Далее следовали африканские пословицы
(?):«Я знаю, как нужно начать старый орнамент на холсте, но не знаю, как нужно начать новый».
«Если тебя укусит собака, не отвечай ей тем же».
«Разве человек может смотреть в другого человека так же, как он смотрит в редко сплетенную корзину?»
«Не бросай песком в крокодила, все равно это не приносит ему ущерба».
Потом он задал вопрос и записал два ответа на него:
— Что такое мышление?
— «Это применение информации о чем-то наличном для получение чего-то нового». Ф. Бартлетт.
— «Это выход за пределы непосредственно данной информации». Дж. Брунер.
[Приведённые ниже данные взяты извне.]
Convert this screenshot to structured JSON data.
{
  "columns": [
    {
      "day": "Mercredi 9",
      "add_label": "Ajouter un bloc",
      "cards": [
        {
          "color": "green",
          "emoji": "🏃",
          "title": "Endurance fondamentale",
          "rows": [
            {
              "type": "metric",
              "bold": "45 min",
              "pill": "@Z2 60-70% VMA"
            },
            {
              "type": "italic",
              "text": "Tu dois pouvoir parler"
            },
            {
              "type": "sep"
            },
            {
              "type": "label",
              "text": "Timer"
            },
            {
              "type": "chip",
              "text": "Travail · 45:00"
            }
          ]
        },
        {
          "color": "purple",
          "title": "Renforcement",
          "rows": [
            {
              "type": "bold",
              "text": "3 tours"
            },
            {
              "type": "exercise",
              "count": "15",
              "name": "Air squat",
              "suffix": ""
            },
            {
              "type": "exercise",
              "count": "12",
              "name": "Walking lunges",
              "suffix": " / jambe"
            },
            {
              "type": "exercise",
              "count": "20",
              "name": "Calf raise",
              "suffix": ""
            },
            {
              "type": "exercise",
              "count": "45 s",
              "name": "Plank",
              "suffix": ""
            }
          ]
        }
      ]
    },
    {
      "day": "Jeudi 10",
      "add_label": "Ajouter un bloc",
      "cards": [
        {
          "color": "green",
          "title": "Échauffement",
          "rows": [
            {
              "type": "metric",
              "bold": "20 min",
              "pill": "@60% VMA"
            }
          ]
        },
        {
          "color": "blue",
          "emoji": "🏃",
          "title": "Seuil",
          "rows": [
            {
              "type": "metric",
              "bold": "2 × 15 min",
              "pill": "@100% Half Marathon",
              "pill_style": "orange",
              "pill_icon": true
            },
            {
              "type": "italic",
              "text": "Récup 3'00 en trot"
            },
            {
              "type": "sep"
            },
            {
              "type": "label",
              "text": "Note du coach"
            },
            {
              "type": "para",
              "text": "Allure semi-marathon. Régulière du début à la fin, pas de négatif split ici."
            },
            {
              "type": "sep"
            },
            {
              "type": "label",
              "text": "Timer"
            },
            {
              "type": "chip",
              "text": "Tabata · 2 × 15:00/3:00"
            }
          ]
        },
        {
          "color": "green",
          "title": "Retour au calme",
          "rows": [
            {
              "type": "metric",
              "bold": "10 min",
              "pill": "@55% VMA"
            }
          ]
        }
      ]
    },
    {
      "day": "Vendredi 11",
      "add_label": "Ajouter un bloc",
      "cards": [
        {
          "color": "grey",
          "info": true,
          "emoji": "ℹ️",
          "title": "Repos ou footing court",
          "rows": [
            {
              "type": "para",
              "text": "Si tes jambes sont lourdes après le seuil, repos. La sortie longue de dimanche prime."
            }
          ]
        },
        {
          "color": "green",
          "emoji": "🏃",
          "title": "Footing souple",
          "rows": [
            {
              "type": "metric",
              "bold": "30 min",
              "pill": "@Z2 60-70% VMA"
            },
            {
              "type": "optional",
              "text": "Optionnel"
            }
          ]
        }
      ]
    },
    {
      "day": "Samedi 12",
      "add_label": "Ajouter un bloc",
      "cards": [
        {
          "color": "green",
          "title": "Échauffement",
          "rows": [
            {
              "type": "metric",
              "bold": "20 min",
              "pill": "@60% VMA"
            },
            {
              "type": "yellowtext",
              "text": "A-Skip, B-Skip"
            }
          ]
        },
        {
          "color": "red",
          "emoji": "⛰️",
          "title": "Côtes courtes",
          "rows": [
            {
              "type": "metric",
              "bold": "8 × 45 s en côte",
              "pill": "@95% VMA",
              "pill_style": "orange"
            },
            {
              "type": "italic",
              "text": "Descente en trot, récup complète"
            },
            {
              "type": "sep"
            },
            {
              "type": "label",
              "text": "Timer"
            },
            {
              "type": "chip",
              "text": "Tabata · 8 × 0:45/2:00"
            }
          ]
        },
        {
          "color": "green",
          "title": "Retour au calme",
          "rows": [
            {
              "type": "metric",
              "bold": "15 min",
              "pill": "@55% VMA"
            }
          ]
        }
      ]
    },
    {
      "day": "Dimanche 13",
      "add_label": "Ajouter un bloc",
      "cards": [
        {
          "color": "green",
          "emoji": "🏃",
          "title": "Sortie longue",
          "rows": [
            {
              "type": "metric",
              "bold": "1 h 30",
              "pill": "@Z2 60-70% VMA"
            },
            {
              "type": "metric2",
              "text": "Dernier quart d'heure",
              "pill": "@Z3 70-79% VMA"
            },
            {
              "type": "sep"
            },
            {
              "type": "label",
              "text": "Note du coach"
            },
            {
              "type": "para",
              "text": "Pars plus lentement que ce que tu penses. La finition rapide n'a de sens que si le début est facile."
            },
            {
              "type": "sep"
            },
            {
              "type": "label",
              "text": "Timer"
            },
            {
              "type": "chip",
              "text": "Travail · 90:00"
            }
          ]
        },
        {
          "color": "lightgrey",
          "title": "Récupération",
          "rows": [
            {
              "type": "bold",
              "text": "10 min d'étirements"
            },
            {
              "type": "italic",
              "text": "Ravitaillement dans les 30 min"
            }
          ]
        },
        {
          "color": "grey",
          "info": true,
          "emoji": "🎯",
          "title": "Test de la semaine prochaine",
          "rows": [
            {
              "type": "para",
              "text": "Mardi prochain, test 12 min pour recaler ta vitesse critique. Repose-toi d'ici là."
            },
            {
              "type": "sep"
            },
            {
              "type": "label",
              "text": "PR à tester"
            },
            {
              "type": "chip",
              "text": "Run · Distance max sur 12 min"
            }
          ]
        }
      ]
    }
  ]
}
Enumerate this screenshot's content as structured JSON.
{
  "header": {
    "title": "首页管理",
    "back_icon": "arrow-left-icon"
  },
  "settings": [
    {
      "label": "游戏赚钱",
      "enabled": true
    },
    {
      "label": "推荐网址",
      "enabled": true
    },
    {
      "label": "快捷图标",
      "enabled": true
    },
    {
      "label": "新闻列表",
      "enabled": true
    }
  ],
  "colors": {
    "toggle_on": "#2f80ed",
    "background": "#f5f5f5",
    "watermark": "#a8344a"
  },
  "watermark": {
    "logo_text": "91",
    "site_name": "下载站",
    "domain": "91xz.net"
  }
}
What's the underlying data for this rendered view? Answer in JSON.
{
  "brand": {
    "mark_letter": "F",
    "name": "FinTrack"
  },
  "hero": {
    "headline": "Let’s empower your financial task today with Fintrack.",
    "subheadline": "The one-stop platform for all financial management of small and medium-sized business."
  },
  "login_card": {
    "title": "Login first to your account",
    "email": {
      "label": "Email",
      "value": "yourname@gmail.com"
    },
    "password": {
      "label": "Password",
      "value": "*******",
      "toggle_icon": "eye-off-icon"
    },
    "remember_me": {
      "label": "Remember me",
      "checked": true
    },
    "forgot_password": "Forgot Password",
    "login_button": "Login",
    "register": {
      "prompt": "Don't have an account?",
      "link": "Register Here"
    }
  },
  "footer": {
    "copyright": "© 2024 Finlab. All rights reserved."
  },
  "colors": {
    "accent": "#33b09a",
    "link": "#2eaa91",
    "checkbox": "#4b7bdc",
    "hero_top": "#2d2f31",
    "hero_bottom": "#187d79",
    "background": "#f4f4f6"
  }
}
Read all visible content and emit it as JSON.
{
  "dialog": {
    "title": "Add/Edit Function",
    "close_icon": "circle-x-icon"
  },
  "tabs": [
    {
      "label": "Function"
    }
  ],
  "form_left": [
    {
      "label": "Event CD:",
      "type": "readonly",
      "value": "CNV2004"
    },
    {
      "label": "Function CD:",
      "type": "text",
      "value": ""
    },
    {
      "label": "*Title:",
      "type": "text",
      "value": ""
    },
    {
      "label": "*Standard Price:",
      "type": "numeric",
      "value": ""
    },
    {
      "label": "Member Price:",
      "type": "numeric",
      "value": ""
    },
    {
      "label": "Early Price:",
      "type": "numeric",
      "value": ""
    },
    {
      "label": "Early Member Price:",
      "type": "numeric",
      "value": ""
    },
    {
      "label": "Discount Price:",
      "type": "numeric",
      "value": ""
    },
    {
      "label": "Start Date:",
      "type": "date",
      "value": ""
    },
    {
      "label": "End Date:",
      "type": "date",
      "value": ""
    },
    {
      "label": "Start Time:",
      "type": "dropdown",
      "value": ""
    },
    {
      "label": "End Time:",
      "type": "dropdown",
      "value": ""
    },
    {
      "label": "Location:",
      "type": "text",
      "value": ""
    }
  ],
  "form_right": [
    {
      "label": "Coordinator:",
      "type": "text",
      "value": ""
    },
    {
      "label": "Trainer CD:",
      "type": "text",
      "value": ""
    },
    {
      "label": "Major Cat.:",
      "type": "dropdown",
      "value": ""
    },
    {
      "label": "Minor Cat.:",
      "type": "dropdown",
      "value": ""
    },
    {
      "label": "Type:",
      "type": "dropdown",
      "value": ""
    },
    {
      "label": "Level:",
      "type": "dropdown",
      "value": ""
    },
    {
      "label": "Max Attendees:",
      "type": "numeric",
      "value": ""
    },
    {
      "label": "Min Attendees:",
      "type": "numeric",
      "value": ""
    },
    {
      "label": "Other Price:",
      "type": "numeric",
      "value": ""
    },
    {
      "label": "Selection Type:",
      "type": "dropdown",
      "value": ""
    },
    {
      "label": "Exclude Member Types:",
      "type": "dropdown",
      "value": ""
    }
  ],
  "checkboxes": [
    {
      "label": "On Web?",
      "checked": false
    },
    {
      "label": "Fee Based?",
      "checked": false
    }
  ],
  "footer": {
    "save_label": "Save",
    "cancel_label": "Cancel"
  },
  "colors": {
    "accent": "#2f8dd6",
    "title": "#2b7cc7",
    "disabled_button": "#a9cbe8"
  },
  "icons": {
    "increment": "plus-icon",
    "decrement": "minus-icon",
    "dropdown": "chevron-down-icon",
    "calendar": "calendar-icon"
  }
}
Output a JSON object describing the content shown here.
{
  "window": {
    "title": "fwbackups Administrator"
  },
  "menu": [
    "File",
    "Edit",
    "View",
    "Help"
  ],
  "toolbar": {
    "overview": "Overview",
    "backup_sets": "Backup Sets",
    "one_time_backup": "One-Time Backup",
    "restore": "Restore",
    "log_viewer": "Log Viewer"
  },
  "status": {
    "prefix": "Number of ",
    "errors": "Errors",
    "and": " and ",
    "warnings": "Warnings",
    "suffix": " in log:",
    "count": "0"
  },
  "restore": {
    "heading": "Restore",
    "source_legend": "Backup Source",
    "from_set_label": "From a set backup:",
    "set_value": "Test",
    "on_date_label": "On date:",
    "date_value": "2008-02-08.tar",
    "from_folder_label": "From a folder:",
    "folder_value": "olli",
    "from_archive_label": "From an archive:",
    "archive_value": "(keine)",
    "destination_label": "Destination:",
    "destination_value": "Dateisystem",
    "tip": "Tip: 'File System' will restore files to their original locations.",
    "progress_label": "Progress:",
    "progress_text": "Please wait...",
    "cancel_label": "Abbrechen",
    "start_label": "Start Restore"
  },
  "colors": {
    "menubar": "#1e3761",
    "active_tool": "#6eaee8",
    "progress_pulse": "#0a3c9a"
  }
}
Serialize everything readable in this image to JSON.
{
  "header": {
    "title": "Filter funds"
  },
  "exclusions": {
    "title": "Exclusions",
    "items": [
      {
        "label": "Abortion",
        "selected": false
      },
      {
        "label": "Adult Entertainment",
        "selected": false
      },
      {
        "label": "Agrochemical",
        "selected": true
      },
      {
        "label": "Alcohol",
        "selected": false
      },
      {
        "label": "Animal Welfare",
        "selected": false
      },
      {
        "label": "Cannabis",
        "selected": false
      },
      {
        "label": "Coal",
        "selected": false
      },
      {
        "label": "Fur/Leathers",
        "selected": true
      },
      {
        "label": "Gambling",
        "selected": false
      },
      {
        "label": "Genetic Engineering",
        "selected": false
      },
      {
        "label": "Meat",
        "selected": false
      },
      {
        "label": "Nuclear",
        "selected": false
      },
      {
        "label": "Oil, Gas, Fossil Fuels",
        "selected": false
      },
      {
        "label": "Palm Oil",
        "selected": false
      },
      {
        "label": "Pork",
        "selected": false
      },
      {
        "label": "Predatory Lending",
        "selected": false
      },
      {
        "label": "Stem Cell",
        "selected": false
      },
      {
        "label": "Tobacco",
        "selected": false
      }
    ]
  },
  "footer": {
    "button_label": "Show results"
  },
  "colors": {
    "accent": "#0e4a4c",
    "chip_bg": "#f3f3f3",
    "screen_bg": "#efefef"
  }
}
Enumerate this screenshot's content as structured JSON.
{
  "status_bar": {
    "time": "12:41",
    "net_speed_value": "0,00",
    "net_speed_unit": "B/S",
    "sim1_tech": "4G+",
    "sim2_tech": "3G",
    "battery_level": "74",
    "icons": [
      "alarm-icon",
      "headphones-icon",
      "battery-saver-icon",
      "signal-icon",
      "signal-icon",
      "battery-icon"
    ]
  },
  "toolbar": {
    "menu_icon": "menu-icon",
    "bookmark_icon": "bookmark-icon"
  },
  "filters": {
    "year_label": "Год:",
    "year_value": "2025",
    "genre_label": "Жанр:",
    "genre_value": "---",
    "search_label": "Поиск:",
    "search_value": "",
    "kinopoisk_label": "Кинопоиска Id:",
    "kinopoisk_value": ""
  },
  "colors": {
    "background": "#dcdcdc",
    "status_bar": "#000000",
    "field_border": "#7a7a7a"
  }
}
«Вот я и вышел, — записал он после, — и что толку? Знание мое недоказуемо. Его недостаточно даже для шантажа. Но я найду на вас управу, горстка негодяев, я ославлю вас, как не ославило бы вас ни одно тайное следствие, ни одна болтливая газетенка. Там, впереди, в будущем, докатится до вас эхо и накроет вас камнепадом. Всех. Поименно. Без исключения. По словесным. И изображенным. Мною. Портретам. Аминь. Во мне уже улеглись гамлетовские чувства — борьба скорого на месть оскорбленного язычника с прощающим врага благородным смиренным христианином. Я художник. А вы только преступники. И я знаю о вас все по своим каналам. А вы никогда ничего обо мне не узнаете. В сущности, как просто».
И вывел рондо: «Одно и то же знание может по-разному храниться в памяти личности — Психологический словарь».
Мы уже поняли, что подвижка его из субъекта реконструкции в объект-реконструкт началась, ибо его портреты и фотографии приобрели пронзительность и объем, в них возникло нечто пугающе живое.
Судя по почерку последних его записей, он очень спешил. «Художник, — писал он, — не только созерцатель, но и соглядатай. Порой невольный. В произведении должно возобладать первое: взгляд созерцателя. Или свидетеля. Но в жизни…»
Нам уже передавались переливы его ощущений и чувств.
Мы уже были — в образе, внутри, начинали изнутри достраивать то, что отчасти пролепили извне. Мы начинали улавливать свойственную художнику В. остроту восприятия в ущерб не то что интеллекту (хотя и интеллекту!), но логике, логическому мышлению, чувству самосохранения, рацио. Иногда он вступал на зыбкую почву догадок, но в итоге его осеняло, озаряло, возносило из болота незнамо куда. У него было двойное, тройное зрение, как двойное дно. Трудно ему было жить.